Durante lo svolgimento del Congresso Internazionale di psichiatria (tenutosi a Parigi nel 1950), molti relatori sostennero che alcune forme di psicosi (sfociate in seguito in un delitto) dipendevano “dalle anomali influenze reciproche tra lobi prefrontali e sistema diencefalo-mesencefalico, e propugnano la psicochirurgia come terapia delle forme più gravi, proponendo di recidere alcune vie di connessione tra lobi prefrontali e talamo e subtalamo”.19
Un mese più tardi (sempre a Parigi), all’interno del Congresso di criminologia i relatori invocano l’uso delle “tavole di predizione o previsione” per mostrare la pericolosità di un individuo: si tratta dell’uso di un procedimento a punti consistente nell’adozione di diversi coefficienti di pericolosità in relazione alle caratteristiche del soggetto.

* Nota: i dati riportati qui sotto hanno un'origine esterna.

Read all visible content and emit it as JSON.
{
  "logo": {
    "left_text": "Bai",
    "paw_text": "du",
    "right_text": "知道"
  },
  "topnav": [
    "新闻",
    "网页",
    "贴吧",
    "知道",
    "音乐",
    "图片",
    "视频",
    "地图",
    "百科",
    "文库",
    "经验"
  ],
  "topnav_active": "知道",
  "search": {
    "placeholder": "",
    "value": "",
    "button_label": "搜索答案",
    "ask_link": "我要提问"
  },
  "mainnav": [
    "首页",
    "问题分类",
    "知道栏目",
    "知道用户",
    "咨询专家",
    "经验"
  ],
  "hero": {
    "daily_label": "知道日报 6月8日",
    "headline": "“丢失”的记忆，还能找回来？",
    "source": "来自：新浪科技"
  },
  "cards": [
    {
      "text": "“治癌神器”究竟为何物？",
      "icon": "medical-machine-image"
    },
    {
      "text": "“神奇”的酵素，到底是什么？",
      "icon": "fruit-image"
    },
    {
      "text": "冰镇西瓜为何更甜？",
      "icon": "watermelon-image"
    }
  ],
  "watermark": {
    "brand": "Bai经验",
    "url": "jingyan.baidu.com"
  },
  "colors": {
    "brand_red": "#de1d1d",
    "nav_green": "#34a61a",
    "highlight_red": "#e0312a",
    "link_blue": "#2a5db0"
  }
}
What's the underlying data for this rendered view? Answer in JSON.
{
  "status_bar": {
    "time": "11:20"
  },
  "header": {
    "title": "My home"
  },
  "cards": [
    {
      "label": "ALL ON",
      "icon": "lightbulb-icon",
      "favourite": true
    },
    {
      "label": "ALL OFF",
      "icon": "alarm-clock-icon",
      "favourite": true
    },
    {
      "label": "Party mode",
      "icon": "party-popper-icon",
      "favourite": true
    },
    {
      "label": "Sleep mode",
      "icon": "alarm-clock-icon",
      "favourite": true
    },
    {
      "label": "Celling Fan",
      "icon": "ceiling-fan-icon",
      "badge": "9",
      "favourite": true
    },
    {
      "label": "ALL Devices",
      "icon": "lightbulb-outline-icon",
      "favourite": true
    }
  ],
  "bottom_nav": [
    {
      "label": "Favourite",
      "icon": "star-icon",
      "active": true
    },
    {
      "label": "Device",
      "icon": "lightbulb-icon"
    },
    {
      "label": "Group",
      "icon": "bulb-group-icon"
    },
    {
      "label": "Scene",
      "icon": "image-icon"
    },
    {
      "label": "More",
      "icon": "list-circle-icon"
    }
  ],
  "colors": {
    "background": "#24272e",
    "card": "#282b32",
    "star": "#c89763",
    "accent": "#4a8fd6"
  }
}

Secondo questi due diversi orientamenti, il delitto è il prodotto di un conflitto sorto a causa di un trauma infantile.

Di fatto, queste teorie nascono proprio dopo la fine del secondo conflitto mondiale, quando gli echi della guerra hanno segnato in modo indelebile diverse generazioni.

E proprio per far fronte a questo problema, e per combattere la criminalità fin dalla radice, nasce l’idea della sanzione civile.20

Gli anni ’50 vedono come obiettivo il riuscire a combinare due concetti: rieducazione e carcere.

A questo proposito, la legge 27 dicembre 1956 n.1423 viene eloquentemente dedicata alle persone pericolose per la sicurezza e la pubblica moralità: “…gli oziosi e i vagabondi vengono premuti e spostati da un luogo all’altro, attraverso meccanismi di contro emigrazione coatta, che o li ricacciano in luoghi imposti per preservare una certa linearità di organizzazione produttiva, o li criminalizzano in forza non di delitti commessi ma di disobbedienze praticate”.21

Inizia a prendere sempre più piede l’enunciazione dei diritti del condannato (per la prima volta elevato a titolare di posizioni giuridiche attive).

Si fa strada la testi del recupero sociale del detenuto, e inizia un intenso dibattito sui mezzi da utilizzare: l’obiettivo finale rimane quello di trasformare il condannato in un soggetto attivo della propria risocializzazione. Tutto ciò può avvenire attraverso la presa di coscienza del detenuto delle responsabilità che gli competono all’interno della collettività, e attraverso l’acquisizione della volontà di vivere nel rispetto della leggi.

Sul finire degli anni ’60 (per l’esattezza nel 1968) il pensiero sulla pena subisce un trauma profondo dovuto a due componenti: i detenuti e l’opinione pubblica.

Fino ad allora, infatti, il monopolio sull’argomento era riservato ai penitenziaristi di professione e al popolo universitario più titolato.22

Tuttavia, saranno gli anni ’70 a segnare il momento di maggiore sensibilità per il popolo carcerario. Tale momento porterà al varo la riforma penitenziaria.